The only way I can make this weedspread presentable is to throw hosta plants in any hole I can find. My mom loves hostas. When she’s upset at life, she’ll wander out into the yard with a rusty shovel, split hostas and plant them.
My dad has accidentally driven over some of the diehards that line their driveway and when he does, it’s real obvious he gives zero f&@#s. Mom throws a mini-fit and then dad corrects her by saying: “I couldn’t kill those mother fuckers if I tried.”
This however is untrue, as he went hog wild with weed killer once in my yard (because it is 93% weeds) and killed off some of my green gems. Cat lady planted hostas in a perfect circle around the tree in my front yard and now the east edge of the hosta surround looks like, as my Grandma Mimi would’ve said, “a real cripple.” This is no reference to people who are actually handicapped or crippled, just an adjective Mimi liked to use for a busted-ass plant. No wonder my mom has Pamisms; she was following in G’ma’s clever little footsteps.
Recently, I’ve been wondering how it might look if I plant a variety of hostas in some sort of pattern in my yard, and then let the grass just grow wild around them until it’s about knee height. I could spell out the word ‘shitehole’ (I love British swear words) in hostas and it could be like a curse crop circle. No offense to my neighborhood, (key word: hood) but I’d fit right in here on the eastside.
Speaking of fitting in…two months ago, if there was ever such a thing, I could’ve won Eastsider of the Month.

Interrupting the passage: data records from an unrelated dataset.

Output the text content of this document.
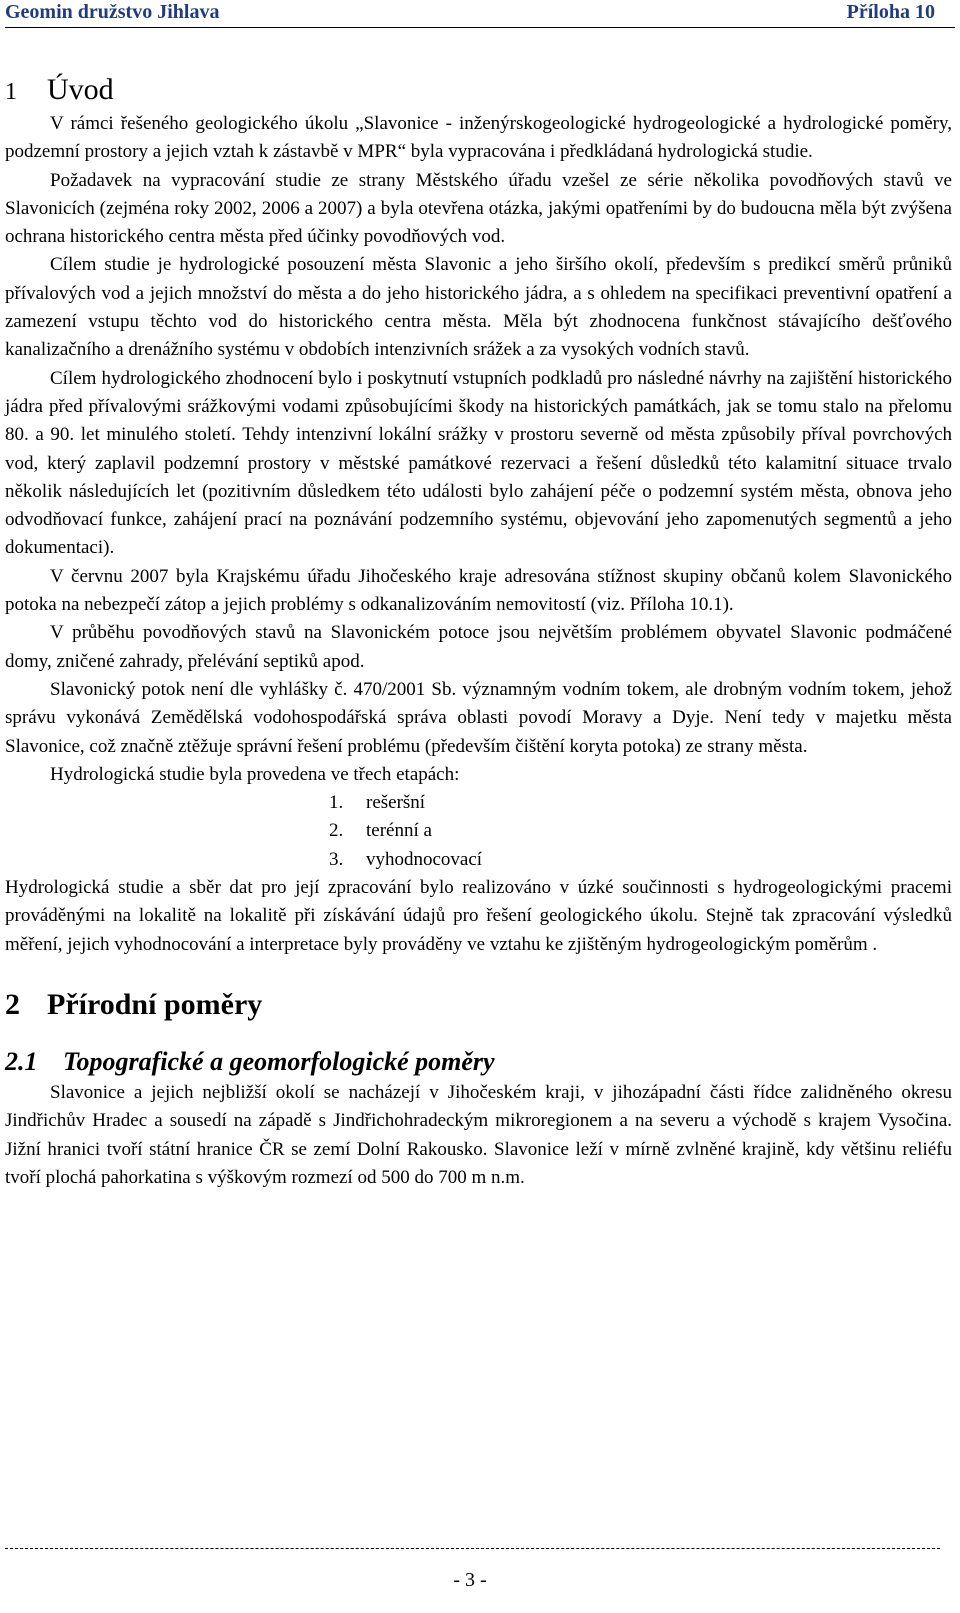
Geomin družstvo Jihlava	Příloha 10
1 Úvod

V rámci řešeného geologického úkolu „Slavonice - inženýrskogeologické hydrogeologické a hydrologické poměry, podzemní prostory a jejich vztah k zástavbě v MPR“ byla vypracována i předkládaná hydrologická studie.

Požadavek na vypracování studie ze strany Městského úřadu vzešel ze série několika povodňových stavů ve Slavonicích (zejména roky 2002, 2006 a 2007) a byla otevřena otázka, jakými opatřeními by do budoucna měla být zvýšena ochrana historického centra města před účinky povodňových vod.

Cílem studie je hydrologické posouzení města Slavonic a jeho širšího okolí, především s predikcí směrů průniků přívalových vod a jejich množství do města a do jeho historického jádra, a s ohledem na specifikaci preventivní opatření a zamezení vstupu těchto vod do historického centra města. Měla být zhodnocena funkčnost stávajícího dešťového kanalizačního a drenážního systému v obdobích intenzivních srážek a za vysokých vodních stavů.

Cílem hydrologického zhodnocení bylo i poskytnutí vstupních podkladů pro následné návrhy na zajištění historického jádra před přívalovými srážkovými vodami způsobujícími škody na historických památkách, jak se tomu stalo na přelomu 80. a 90. let minulého století. Tehdy intenzivní lokální srážky v prostoru severně od města způsobily příval povrchových vod, který zaplavil podzemní prostory v městské památkové rezervaci a řešení důsledků této kalamitní situace trvalo několik následujících let (pozitivním důsledkem této události bylo zahájení péče o podzemní systém města, obnova jeho odvodňovací funkce, zahájení prací na poznávání podzemního systému, objevování jeho zapomenutých segmentů a jeho dokumentaci).

V červnu 2007 byla Krajskému úřadu Jihočeského kraje adresována stížnost skupiny občanů kolem Slavonického potoka na nebezpečí zátop a jejich problémy s odkanalizováním nemovitostí (viz. Příloha 10.1).

V průběhu povodňových stavů na Slavonickém potoce jsou největším problémem obyvatel Slavonic podmáčené domy, zničené zahrady, přelévání septiků apod.

Slavonický potok není dle vyhlášky č. 470/2001 Sb. významným vodním tokem, ale drobným vodním tokem, jehož správu vykonává Zemědělská vodohospodářská správa oblasti povodí Moravy a Dyje. Není tedy v majetku města Slavonice, což značně ztěžuje správní řešení problému (především čištění koryta potoka) ze strany města.

Hydrologická studie byla provedena ve třech etapách:

1. rešeršní
2. terénní a
3. vyhodnocovací

Hydrologická studie a sběr dat pro její zpracování bylo realizováno v úzké součinnosti s hydrogeologickými pracemi prováděnými na lokalitě na lokalitě při získávání údajů pro řešení geologického úkolu. Stejně tak zpracování výsledků měření, jejich vyhodnocování a interpretace byly prováděny ve vztahu ke zjištěným hydrogeologickým poměrům .

2 Přírodní poměry
2.1 Topografické a geomorfologické poměry

Slavonice a jejich nejbližší okolí se nacházejí v Jihočeském kraji, v jihozápadní části řídce zalidněného okresu Jindřichův Hradec a sousedí na západě s Jindřichohradeckým mikroregionem a na severu a východě s krajem Vysočina. Jižní hranici tvoří státní hranice ČR se zemí Dolní Rakousko. Slavonice leží v mírně zvlněné krajině, kdy většinu reliéfu tvoří plochá pahorkatina s výškovým rozmezí od 500 do 700 m n.m.

- 3 -
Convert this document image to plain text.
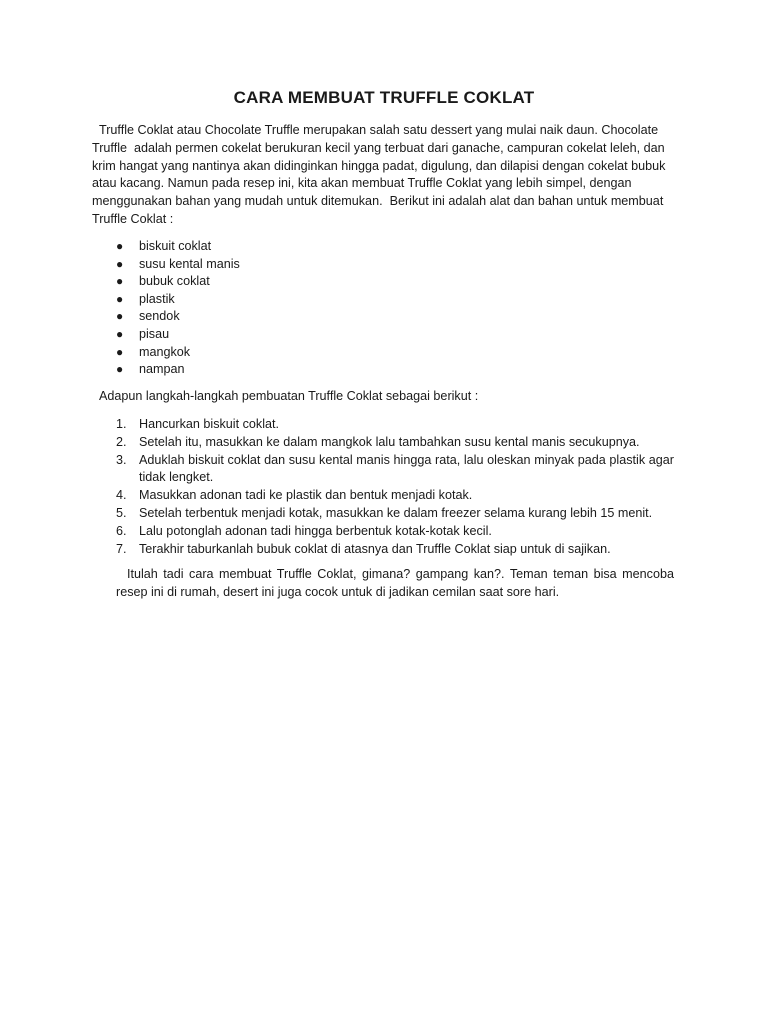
CARA MEMBUAT TRUFFLE COKLAT

Truffle Coklat atau Chocolate Truffle merupakan salah satu dessert yang mulai naik daun. Chocolate Truffle  adalah permen cokelat berukuran kecil yang terbuat dari ganache, campuran cokelat leleh, dan krim hangat yang nantinya akan didinginkan hingga padat, digulung, dan dilapisi dengan cokelat bubuk atau kacang. Namun pada resep ini, kita akan membuat Truffle Coklat yang lebih simpel, dengan menggunakan bahan yang mudah untuk ditemukan.  Berikut ini adalah alat dan bahan untuk membuat Truffle Coklat :

● biskuit coklat
● susu kental manis
● bubuk coklat
● plastik
● sendok
● pisau
● mangkok
● nampan

Adapun langkah-langkah pembuatan Truffle Coklat sebagai berikut :

1. Hancurkan biskuit coklat.
2. Setelah itu, masukkan ke dalam mangkok lalu tambahkan susu kental manis secukupnya.
3. Aduklah biskuit coklat dan susu kental manis hingga rata, lalu oleskan minyak pada plastik agar tidak lengket.
4. Masukkan adonan tadi ke plastik dan bentuk menjadi kotak.
5. Setelah terbentuk menjadi kotak, masukkan ke dalam freezer selama kurang lebih 15 menit.
6. Lalu potonglah adonan tadi hingga berbentuk kotak-kotak kecil.
7. Terakhir taburkanlah bubuk coklat di atasnya dan Truffle Coklat siap untuk di sajikan.

Itulah tadi cara membuat Truffle Coklat, gimana? gampang kan?. Teman teman bisa mencoba resep ini di rumah, desert ini juga cocok untuk di jadikan cemilan saat sore hari.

My mom and I color our hair a lot. My mom has been every shade under the sun and she is pretty good at helping color my hair if I get the itch. When we paint on highlights (in between my real salon color jobs) we know the bleach has to warm up a bit to be effective. Instead of pulling strands through a cap and being precise, mom paints the bleach down my hair in tufts, and we put a plastic bag over it to allow it to incubate. You’ve got to be careful when tying the bag on and there needs to be a little air in it, so it doesn’t flatten the bleached strands all over the neighboring hair. There is a science to box coloring your hair people and after my mom has singed hers off a few times, she knows it. So that June evening mom came over, painted my hair and wrapped my bleached bangs in tinfoil for good measure. Then we threw a bag over the whole kit’n’caboodle (Pamism) so the bleach could ferment.
It was a really nice evening so while I was processing, we went and sat on my front steps and talked. As the neighbors walked by, there I was with my paint clothes on, a Blue Moon in hand and tinfoil and a plastic bag on my head. Just waving hello and visiting with Pam-alam-a-dingdong. I thought, this is Eastside living baby. I am all about fitting in. Makes me feel like one of the people.
Back to ye ole lawn…Yesterday was the last mow of the summer for me. I’m going to experiment with the wild grass idea for the next few months. The city definitely won’t notice, unless someone goes missing on my block and they have to search my meadow for a body.
I’ll grow my own little version of Jumanji right here in the city proper. If you want to role-play and dress up as the hunter Van Pelt from the movie, go to my contact page and message me. When you show up to the jungle, I’ll be laying in the grass with my face painted and a machete of some sort. Who knows, we might even shank the perps who egged my house. Thank you for reading. Keep it real y’all.